Approved by a unanimous vote, the lessons mark the first time Montgomery schools will introduce the topics of sexual orientation and homosexuality. The materials, including a new 10th-grade condom-demonstration DVD, will be field-tested in a handful of middle and high schools in spring, barring intervention by the courts.
Some school board members said they expect a lawsuit from the same community groups that persuaded a federal judge to halt a version of the curriculum in spring 2005. U.S. District Judge Alexander Williams Jr. found that the curriculum presented one view of homosexuality, "that homosexuality is a natural and morally correct lifestyle," to the exclusion of all others.
"I believe we will be sued. That's okay. . . . Bring it on," said board member Sharon W. Cox (At Large).
Leaders of the protest groups said yesterday that they would consider their legal options and signaled that they have the same objection to the new curriculum as to the old one: They say it offers one viewpoint, favorable toward homosexuality, anal sex and premarital sex. Observers on both sides have predicted that "viewpoint neutrality," or lack thereof, would eventually form the basis of a lawsuit.
"Absolutely nothing is allowed to be said that is negative about homosexuality," said Ruth Jacobs, an infectious-disease specialist and member of Citizens for a Responsible Curriculum, which, with Parents and Friends of Ex-Gays and Gays, sued to block the curriculum in its first incarnation.
Defenders of the previous curriculum hailed the new one, which explores the range of sexual orientations and gender identities, defines harassment and discrimination and teaches tolerance regardless of sexual orientation. Board of Education President Nancy Navarro applauded the group's 8 to 0 vote, which, in the face of potential litigation, "sends a message that we stand firm on the balanced approach that we have taken with these revisions."
About 15 opponents of the curriculum appeared at the board meeting, carrying signs that read, "Children's health before political agendas" and "Not viewpoint neutral."

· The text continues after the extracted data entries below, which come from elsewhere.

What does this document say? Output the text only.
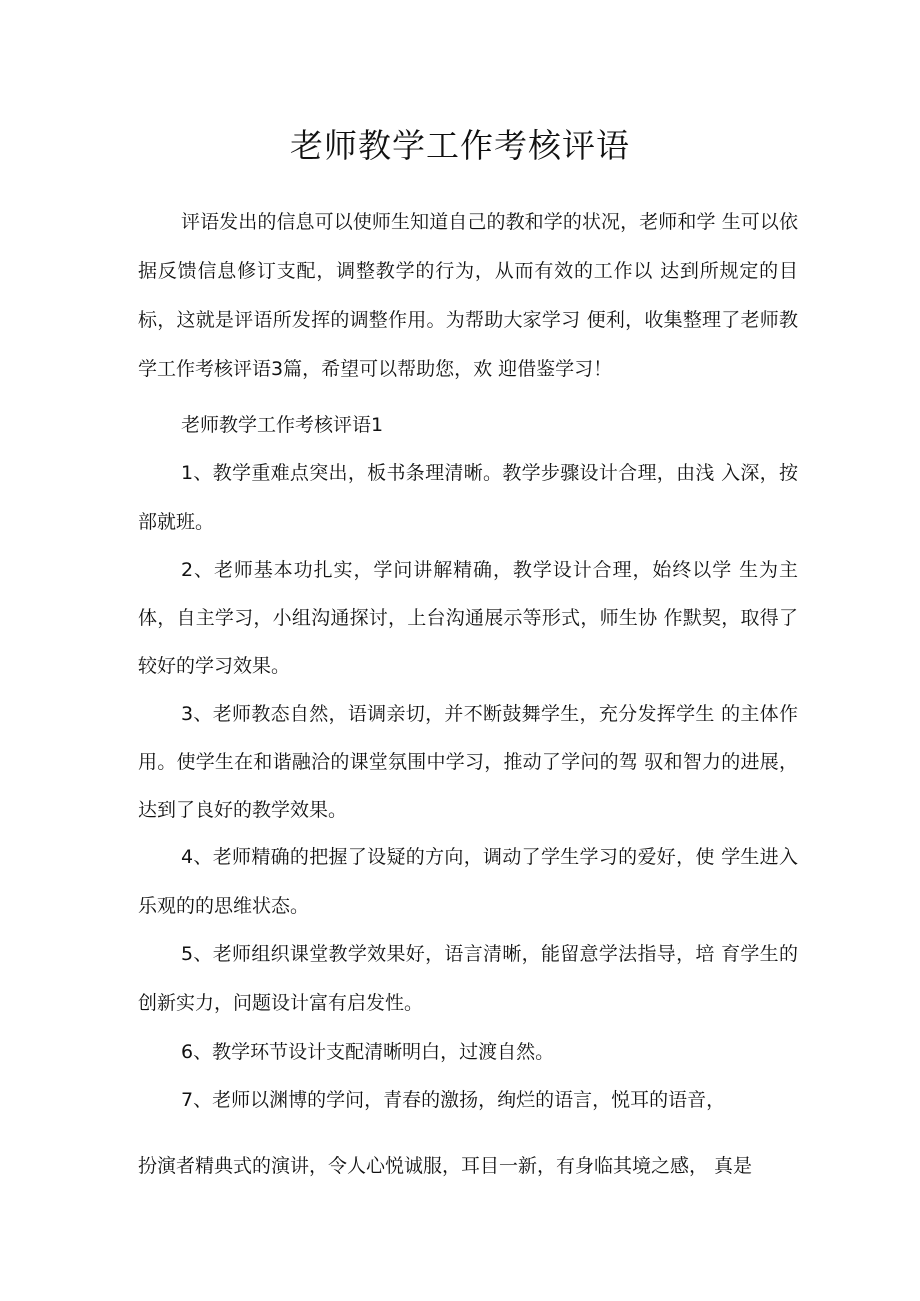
老师教学工作考核评语

评语发出的信息可以使师生知道自己的教和学的状况，老师和学 生可以依据反馈信息修订支配，调整教学的行为，从而有效的工作以 达到所规定的目标，这就是评语所发挥的调整作用。为帮助大家学习 便利，收集整理了老师教学工作考核评语3篇，希望可以帮助您，欢 迎借鉴学习！

老师教学工作考核评语1

1、教学重难点突出，板书条理清晰。教学步骤设计合理，由浅 入深，按部就班。

2、老师基本功扎实，学问讲解精确，教学设计合理，始终以学 生为主体，自主学习，小组沟通探讨，上台沟通展示等形式，师生协 作默契，取得了较好的学习效果。

3、老师教态自然，语调亲切，并不断鼓舞学生，充分发挥学生 的主体作用。使学生在和谐融洽的课堂氛围中学习，推动了学问的驾 驭和智力的进展，达到了良好的教学效果。

4、老师精确的把握了设疑的方向，调动了学生学习的爱好，使 学生进入乐观的的思维状态。

5、老师组织课堂教学效果好，语言清晰，能留意学法指导，培 育学生的创新实力，问题设计富有启发性。

6、教学环节设计支配清晰明白，过渡自然。

7、老师以渊博的学问，青春的激扬，绚烂的语言，悦耳的语音，

扮演者精典式的演讲，令人心悦诚服，耳目一新，有身临其境之感， 真是
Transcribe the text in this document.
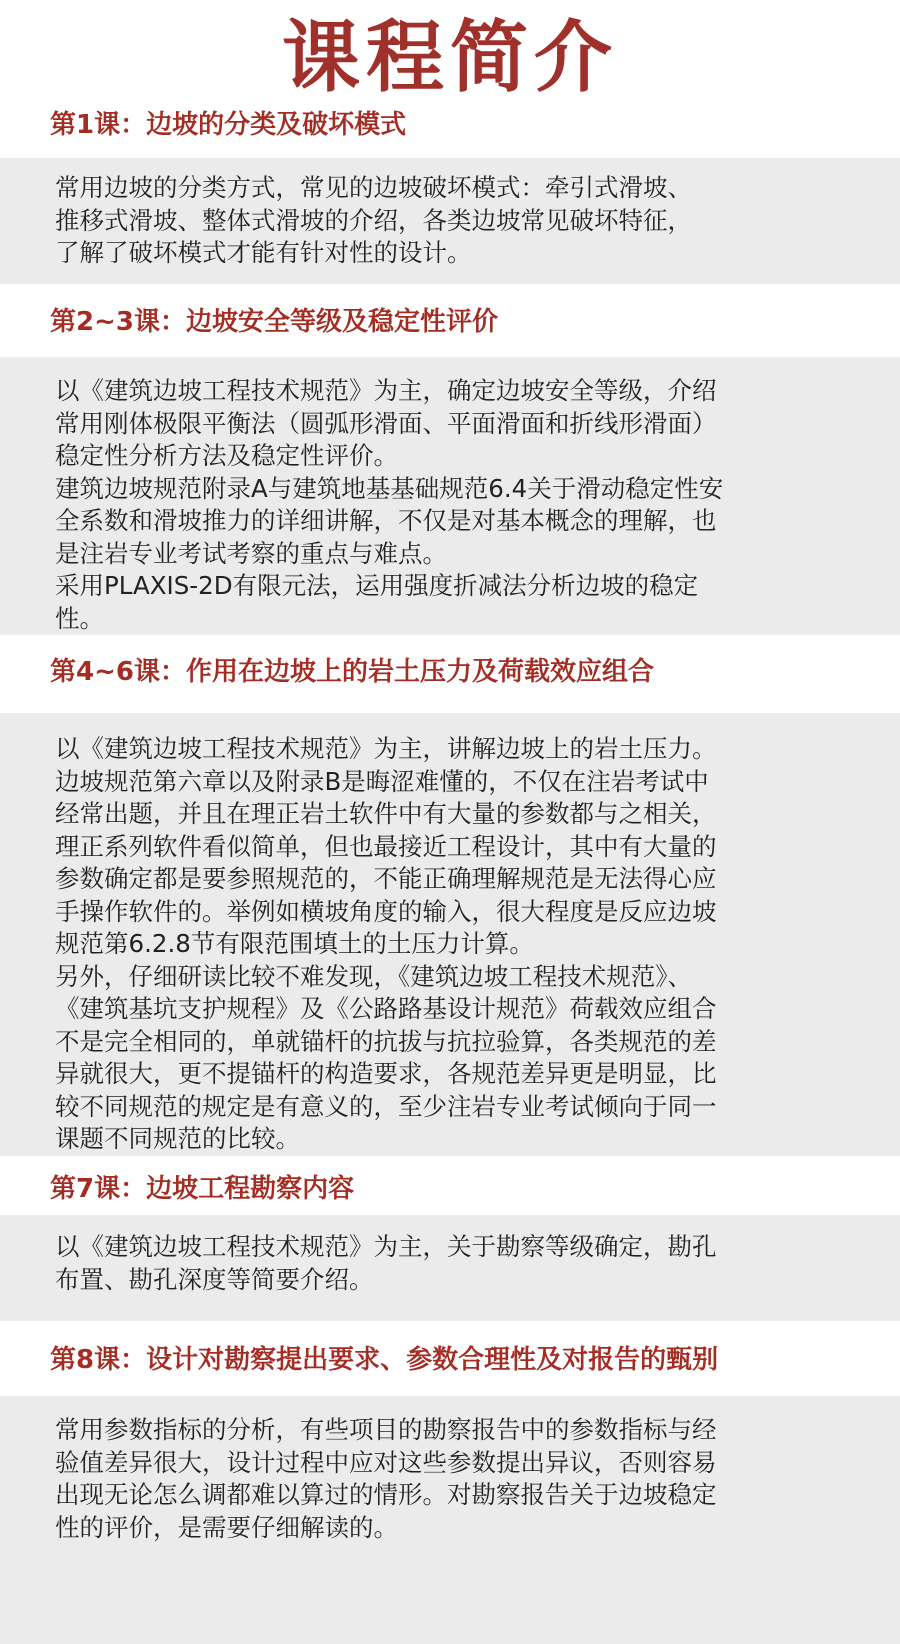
课程简介
第1课：边坡的分类及破坏模式

常用边坡的分类方式，常见的边坡破坏模式：牵引式滑坡、
推移式滑坡、整体式滑坡的介绍，各类边坡常见破坏特征，
了解了破坏模式才能有针对性的设计。

第2~3课：边坡安全等级及稳定性评价

以《建筑边坡工程技术规范》为主，确定边坡安全等级，介绍
常用刚体极限平衡法（圆弧形滑面、平面滑面和折线形滑面）
稳定性分析方法及稳定性评价。

建筑边坡规范附录A与建筑地基基础规范6.4关于滑动稳定性安
全系数和滑坡推力的详细讲解，不仅是对基本概念的理解，也
是注岩专业考试考察的重点与难点。

采用PLAXIS-2D有限元法，运用强度折减法分析边坡的稳定
性。

第4~6课：作用在边坡上的岩土压力及荷载效应组合

以《建筑边坡工程技术规范》为主，讲解边坡上的岩土压力。
边坡规范第六章以及附录B是晦涩难懂的，不仅在注岩考试中
经常出题，并且在理正岩土软件中有大量的参数都与之相关，
理正系列软件看似简单，但也最接近工程设计，其中有大量的
参数确定都是要参照规范的，不能正确理解规范是无法得心应
手操作软件的。举例如横坡角度的输入，很大程度是反应边坡
规范第6.2.8节有限范围填土的土压力计算。

另外，仔细研读比较不难发现，《建筑边坡工程技术规范》、
《建筑基坑支护规程》及《公路路基设计规范》荷载效应组合
不是完全相同的，单就锚杆的抗拔与抗拉验算，各类规范的差
异就很大，更不提锚杆的构造要求，各规范差异更是明显，比
较不同规范的规定是有意义的，至少注岩专业考试倾向于同一
课题不同规范的比较。

第7课：边坡工程勘察内容

以《建筑边坡工程技术规范》为主，关于勘察等级确定，勘孔
布置、勘孔深度等简要介绍。

第8课：设计对勘察提出要求、参数合理性及对报告的甄别

常用参数指标的分析，有些项目的勘察报告中的参数指标与经
验值差异很大，设计过程中应对这些参数提出异议，否则容易
出现无论怎么调都难以算过的情形。对勘察报告关于边坡稳定
性的评价，是需要仔细解读的。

The opposition groups say that if lessons on sexual orientation are taught at all, they should include perspectives that homosexuals can change, that transgenderism is a mental disorder and that anal intercourse is dangerous. One representative from each of the two opposing groups sat on a 15-person advisory committee that recommended dozens of additions and changes to the curriculum.
Others on the committee lobbied the school board to insert stronger statements in the curriculum in support of gay, lesbian and transgender students. Yesterday, that campaign narrowed to a request that a single sentence be added to the lessons, instructing that mainstream medical and mental health organizations have concluded that homosexuality is not a disease or a mental illness.
The suggestion divided board members, who split 4 to 4 on a motion by Patricia O'Neill (Bethesda-Chevy Chase) to instruct teachers to provide the statement upon a student's request.